In the summer of 2007, I did a study abroad program with my university’s Cinema Studies department at the 60th Cannes Film Festival. (Probably my favorite elective of all time, and the least painful A that I ever attained in college…)


While we snapped photos of celebs on the red carpet at several blockbuster premieres, our professors encouraged us to diversify our viewing beyond mainstream American flicks. To ensure that we watched a variety of films, course requirements included watching and writing about: 4 documentaries, 4 films that wouldn’t open theatrically in the US, 4 films from 3 countries from which we had never seen films before, 4 films by notable non-American directors, 4 debut features by American directors, 4 films directed by women, 3 retrospectives/classic films — one of which had to be a silent film… and a par-tri-idge in a pear tree. (I joke about it, but I’m glad we had to watch such an eclectic selection. It changed my whole perspective on movie-going.)

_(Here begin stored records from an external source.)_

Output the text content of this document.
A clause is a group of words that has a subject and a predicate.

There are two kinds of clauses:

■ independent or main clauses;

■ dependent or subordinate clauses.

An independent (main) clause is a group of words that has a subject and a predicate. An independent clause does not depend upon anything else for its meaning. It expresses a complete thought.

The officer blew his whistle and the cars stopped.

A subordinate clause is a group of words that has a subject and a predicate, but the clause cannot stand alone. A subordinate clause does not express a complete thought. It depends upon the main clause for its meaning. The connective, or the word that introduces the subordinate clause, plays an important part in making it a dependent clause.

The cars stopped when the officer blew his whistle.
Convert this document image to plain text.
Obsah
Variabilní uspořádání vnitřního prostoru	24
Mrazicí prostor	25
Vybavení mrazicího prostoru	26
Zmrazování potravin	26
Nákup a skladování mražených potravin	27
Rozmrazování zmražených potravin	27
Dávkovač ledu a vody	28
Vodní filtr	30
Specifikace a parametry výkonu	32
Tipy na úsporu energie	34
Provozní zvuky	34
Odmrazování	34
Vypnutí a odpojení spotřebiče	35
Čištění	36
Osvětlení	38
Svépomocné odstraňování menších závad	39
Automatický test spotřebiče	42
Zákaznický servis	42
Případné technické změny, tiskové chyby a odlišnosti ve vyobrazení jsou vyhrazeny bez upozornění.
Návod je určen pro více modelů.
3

Apart from going to screenings, we attended a series of talks with various guest speakers from the entertainment community. I recorded notes from those talks and thoughts about the festival experience as a whole in my mandatory trip journal. While some entries are better-written than others (depending on how much energy I had left in me to write that day), they reflect the artsier, indie side of the festival not captured in my (star-struck) photo albums. Bon spectacle!